L’économie numérique fait émerger de nouveaux profils professionnels : créateurs de contenu, influenceurs, consultants digitaux, Community managers indépendants, ou experts marketing sur les réseaux sociaux.
Face à la structuration rapide de ces activités, les pouvoirs publics ont renforcé leur encadrement juridique afin de sécuriser les relations commerciales entre créateurs et entreprises.
Depuis le 1er janvier 2026, une règle importante entre en vigueur : le seuil de 1 000 € HT annuel par collaboration impose désormais la conclusion d’un contrat écrit.
Une obligation contractuelle au-delà de 1 000 € HT
Lorsqu’une marque, une agence ou un annonceur rémunère un créateur de contenu (publication sponsorisée, vidéo, placement de produit, partenariat commercial…) et que la rémunération totale atteint 1 000 € hors taxes sur une année, la relation doit obligatoirement être formalisée par écrit.
Cette obligation découle du cadre légal encadrant l’activité d’influence commerciale, mis en œuvre et précisé notamment la Direction générale des entreprises.
Le contrat doit être conclu avant la réalisation de la prestation. Le document doit préciser clairement :
- L’identité des parties (créateur, agent éventuel, annonceur),
- La nature précise de la prestation (publication, vidéo, campagne, durée…),
- La rémunération et ses modalités de paiement,
- Les droits d’exploitation du contenu (durée, supports, territoire),
- Les obligations légales (mentions publicitaires, transparence commerciale),
- Les responsabilités respectives.
L’objectif est double : protéger le créateur de contenus mais aussi sécuriser juridiquement l’entreprise cliente.
Pourquoi cette mesure a été mise en place
Le secteur des créateurs numériques s’est développé très rapidement, souvent avec des accords informels (courriels, messages privés, échanges sur plateformes).
Cela générait :
- Litiges sur la rémunération,
- Réutilisation non autorisée des contenus,
- Absence de preuve en cas de contrôle fiscal ou social,
- Manque de transparence vis-à-vis du consommateur.
Le législateur a donc souhaité rapprocher ces activités du droit commun des prestations de services. Cela permet aux différentes parties :
- Pour les entreprises (commerçants, PME, agences) :
- Obligation de formaliser les partenariats importants,
- Meilleure preuve comptable et fiscale,
- Réduction du risque juridique,
- Clarification de l’utilisation des contenus marketing.
- Pour les freelances et micro-entrepreneurs du digital :
- Sécurisation du paiement,
- Protection des droits d’auteur,
- Reconnaissance professionnelle accrue,
- Preuve d’activité en cas de contrôle.
Conclusion
Ainsi, avec l’entrée en vigueur du seuil de 1 000 € HT annuel par collaboration, les relations entre entreprises et créateurs de contenu entrent dans une nouvelle phase de structuration juridique.
Cette obligation de contrat écrit marque une volonté claire du législateur : professionnaliser le secteur de l’influence commerciale, sécuriser les échanges et prévenir les litiges.

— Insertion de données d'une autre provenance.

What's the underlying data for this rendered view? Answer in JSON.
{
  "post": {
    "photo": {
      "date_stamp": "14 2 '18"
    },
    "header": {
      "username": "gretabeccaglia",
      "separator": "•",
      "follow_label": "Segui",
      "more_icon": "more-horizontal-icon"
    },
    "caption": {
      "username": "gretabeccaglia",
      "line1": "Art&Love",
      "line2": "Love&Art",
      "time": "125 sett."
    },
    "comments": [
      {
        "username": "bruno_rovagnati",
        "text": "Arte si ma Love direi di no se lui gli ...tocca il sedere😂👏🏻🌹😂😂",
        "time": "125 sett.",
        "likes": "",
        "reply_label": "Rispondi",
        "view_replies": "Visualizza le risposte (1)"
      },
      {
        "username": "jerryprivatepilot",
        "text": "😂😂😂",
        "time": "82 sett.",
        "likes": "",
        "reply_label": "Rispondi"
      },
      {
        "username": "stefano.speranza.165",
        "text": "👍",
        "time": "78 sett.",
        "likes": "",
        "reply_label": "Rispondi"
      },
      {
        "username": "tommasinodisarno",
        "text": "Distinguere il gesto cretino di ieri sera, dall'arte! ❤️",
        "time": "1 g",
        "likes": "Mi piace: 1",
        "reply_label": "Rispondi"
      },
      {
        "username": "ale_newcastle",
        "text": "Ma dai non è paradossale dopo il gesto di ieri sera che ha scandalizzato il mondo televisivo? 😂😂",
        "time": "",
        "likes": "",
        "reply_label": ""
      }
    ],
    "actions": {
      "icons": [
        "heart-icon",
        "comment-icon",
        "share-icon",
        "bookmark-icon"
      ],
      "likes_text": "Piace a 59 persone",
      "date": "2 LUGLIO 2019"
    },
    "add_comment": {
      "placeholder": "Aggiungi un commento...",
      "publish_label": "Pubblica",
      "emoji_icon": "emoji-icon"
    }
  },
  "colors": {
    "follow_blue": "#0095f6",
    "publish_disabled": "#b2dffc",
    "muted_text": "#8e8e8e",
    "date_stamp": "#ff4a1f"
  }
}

Pour les marques comme pour les freelances du digital, formaliser les prestations devient désormais indispensable afin de garantir la transparence, protéger les droits de chacun et assurer une conformité renforcée en cas de contrôle.
Dans un environnement numérique en constante évolution, le contrat n’est plus une option : c’est un outil essentiel de protection et de confiance pour construire des partenariats durables.